Aortic valve stenosis
A condition which occurs when the aortic valve of the heart is narrowed, preventing it to manage the blood flow normally. Dihydropyridines can cause myocardial ischemia, and induce dangerous complications.
As all other medications, calcium channel blockers can cause side effects, but they are mostly mild and not dangerous.
- bradycardia – hearth rhythm can drop bellow the normal levels
- hypotension – blood pressure can be decreased bellow recommended levels
- lightheadedness, drowsiness, headache – these effects can be induced by vasodilation effect of calcium channel blockers
- facial flushing – also caused by vasodilation
- edema – swelling in lower legs and ankles; this effect can be explained by increasement of hydrostatic pressure in blood vessels by vasodilation that is provoking the fluid transition outside the blood vessels
- tachycardia – reflex tachycardia may occur in use of vasodilation agents, as they widen the blood vessels, reducing the blood pressure, which may induce the response from heart in a way of increased heart rate
- constipaction – gut motility could be lowered, leading to constipation
- upset stomach – a potential side effect of many drugs
- heart failure – calcium channel blockers that reduce the heart contractility can worsen the symptoms or even promote heart failure
- AV block – calcium channel blockers that act on heart’s electrical conductivity can invoke a dangerous event of atrioventricular block
- erectile dysfunction, loss of sex drive – these are potential side effects of many drugs that reduce blood pressure
Calcium channel blockers can interact with other drugs, so it’s important to note your current therapy to your doctor or pharmacist.

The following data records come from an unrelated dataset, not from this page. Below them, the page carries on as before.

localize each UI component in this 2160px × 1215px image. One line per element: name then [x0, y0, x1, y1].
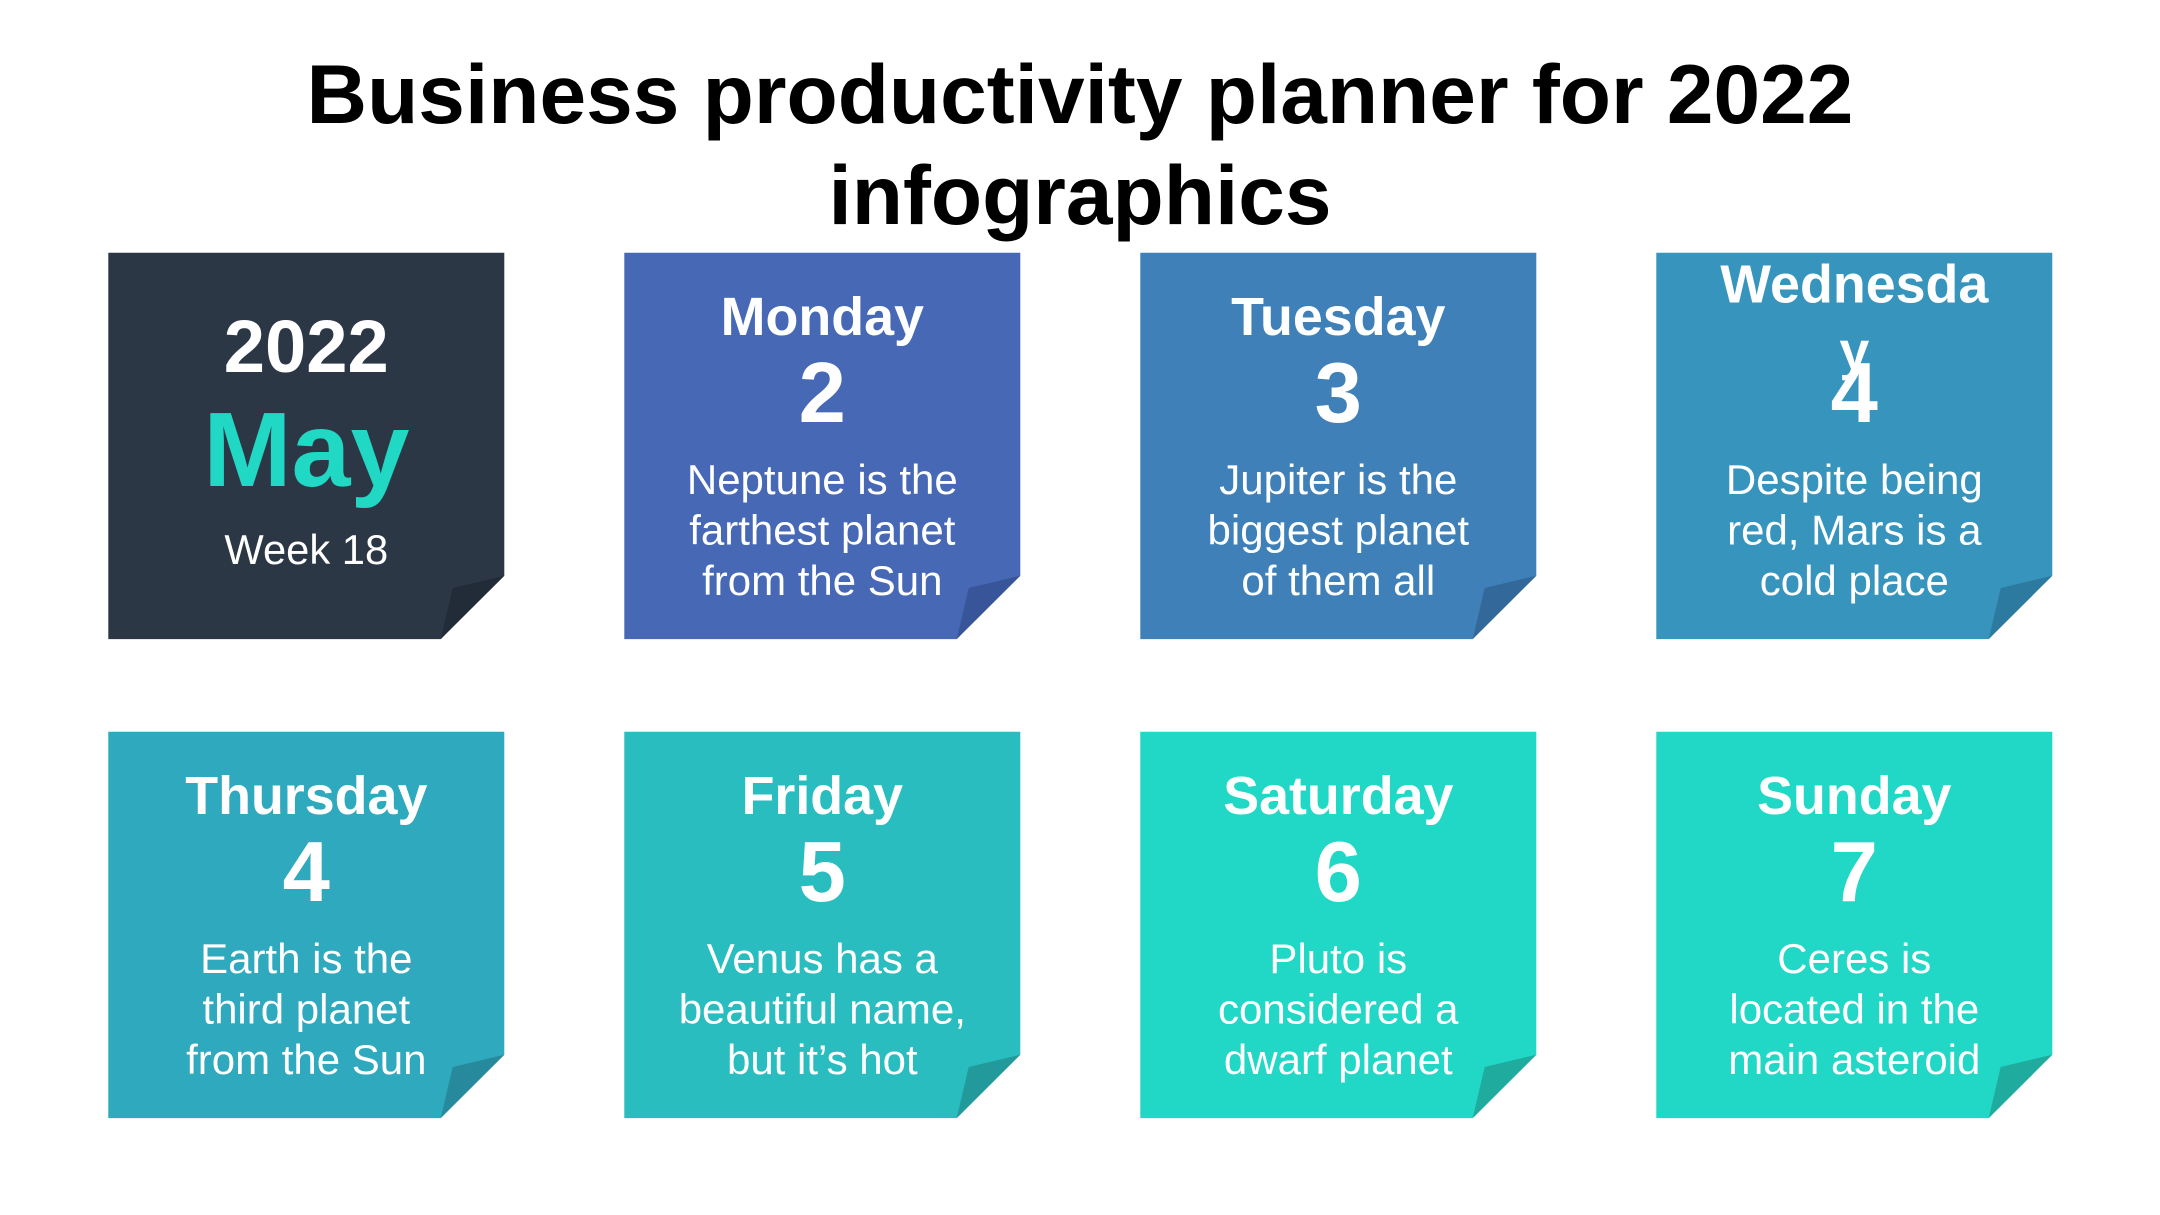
description: Venus has a — [707, 935, 939, 982]
card shape — [1140, 253, 1536, 639]
description: biggest planet — [1208, 507, 1469, 554]
date number: 4 — [1831, 346, 1878, 441]
day name: Monday — [721, 287, 924, 347]
card shape — [624, 253, 1020, 639]
description: farthest planet — [689, 507, 956, 554]
description: dwarf planet — [1224, 1036, 1453, 1083]
card shape — [108, 253, 504, 639]
week: Week 18 — [224, 526, 388, 573]
panel: Wednesday — [1656, 253, 2052, 639]
page fold — [441, 576, 504, 639]
description: considered a — [1218, 986, 1459, 1033]
page fold — [1989, 1055, 2052, 1118]
description: third planet — [202, 986, 411, 1033]
page fold — [441, 1055, 504, 1118]
date number: 6 — [1315, 825, 1362, 920]
description — [1208, 456, 1469, 604]
card shape — [1656, 253, 2052, 639]
description: Earth is the — [200, 935, 413, 982]
day name: Sunday — [1757, 766, 1952, 826]
day name: Saturday — [1223, 766, 1453, 826]
day name: y — [1839, 322, 1869, 382]
description — [679, 935, 966, 1083]
date number: 2 — [799, 346, 846, 441]
panel: Saturday — [1140, 732, 1536, 1118]
page fold — [1989, 576, 2052, 639]
description: Neptune is the — [687, 456, 958, 503]
panel: Tuesday — [1140, 253, 1536, 639]
title: infographics — [828, 148, 1332, 242]
description: Jupiter is the — [1219, 456, 1457, 503]
panel: Thursday — [108, 732, 504, 1118]
date number: 3 — [1315, 346, 1362, 441]
description: but it’s hot — [727, 1036, 918, 1083]
page fold — [1473, 576, 1536, 639]
day name: Friday — [742, 766, 903, 826]
day name — [1720, 255, 1989, 382]
title — [307, 47, 1853, 242]
description — [687, 456, 958, 604]
card shape — [624, 732, 1020, 1118]
date number: 7 — [1831, 825, 1878, 920]
day name: Tuesday — [1231, 287, 1446, 347]
description: from the Sun — [702, 557, 943, 604]
panel: Sunday — [1656, 732, 2052, 1118]
day name: Thursday — [185, 766, 427, 826]
description: of them all — [1241, 557, 1435, 604]
page fold — [957, 576, 1020, 639]
title: Business productivity planner for 2022 — [307, 47, 1853, 141]
date number: 5 — [799, 825, 846, 920]
description — [186, 935, 427, 1083]
description: Pluto is — [1269, 935, 1407, 982]
description — [1218, 935, 1459, 1083]
description — [1728, 935, 1980, 1083]
description: Despite being — [1726, 456, 1983, 503]
day name: Wednesda — [1720, 255, 1989, 315]
description: located in the — [1729, 986, 1979, 1033]
panel: Friday — [624, 732, 1020, 1118]
description: from the Sun — [186, 1036, 427, 1083]
card shape — [1656, 732, 2052, 1118]
description — [1726, 456, 1983, 604]
year: 2022 — [224, 305, 389, 388]
card shape — [1140, 732, 1536, 1118]
description: red, Mars is a — [1727, 507, 1982, 554]
page fold — [957, 1055, 1020, 1118]
page fold — [1473, 1055, 1536, 1118]
month: May — [203, 391, 409, 509]
description: Ceres is — [1777, 935, 1931, 982]
description: main asteroid — [1728, 1036, 1980, 1083]
panel: 2022 May — [108, 253, 504, 639]
description: beautiful name, — [679, 986, 966, 1033]
card shape — [108, 732, 504, 1118]
panel: Monday — [624, 253, 1020, 639]
description: cold place — [1760, 557, 1949, 604]
date number: 4 — [283, 825, 330, 920]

Simultaneous use of beta blockers and verapamil should be avoided, as both these drugs lower the contractility, electrical conductivity, and heart rate. A risk for development of dangerous AV block, hypotension, and heart failure is significantly increased. Dihydropyridines may be combined with beta blockers, as they are primarly vasodilators, and they don’t affect the heart directly, but due to increased lowering of blood pressure, a hypotension may occur.
Digoxin is the drug that is sometimes combined with calcium channel blockers in more serious cases of atrial fibrillation. The calcium channel blockers may lead to increased concentration of digoxin due to their inhibitory effect on P-glycoprotein (protein responsible for ejection of substances out of cells). The concentration of digoxin should be monitored, and its dose lowered accordingly.
Verapamil may increase the concentration of lipid lowering medications, called statins. Hepatic enzymes should be monitored, and the dose of a statin should be lowered, as the statins can induce a muscle pain and, rarely rhabdomyolysis (destruction of muscle cells) in high concentrations.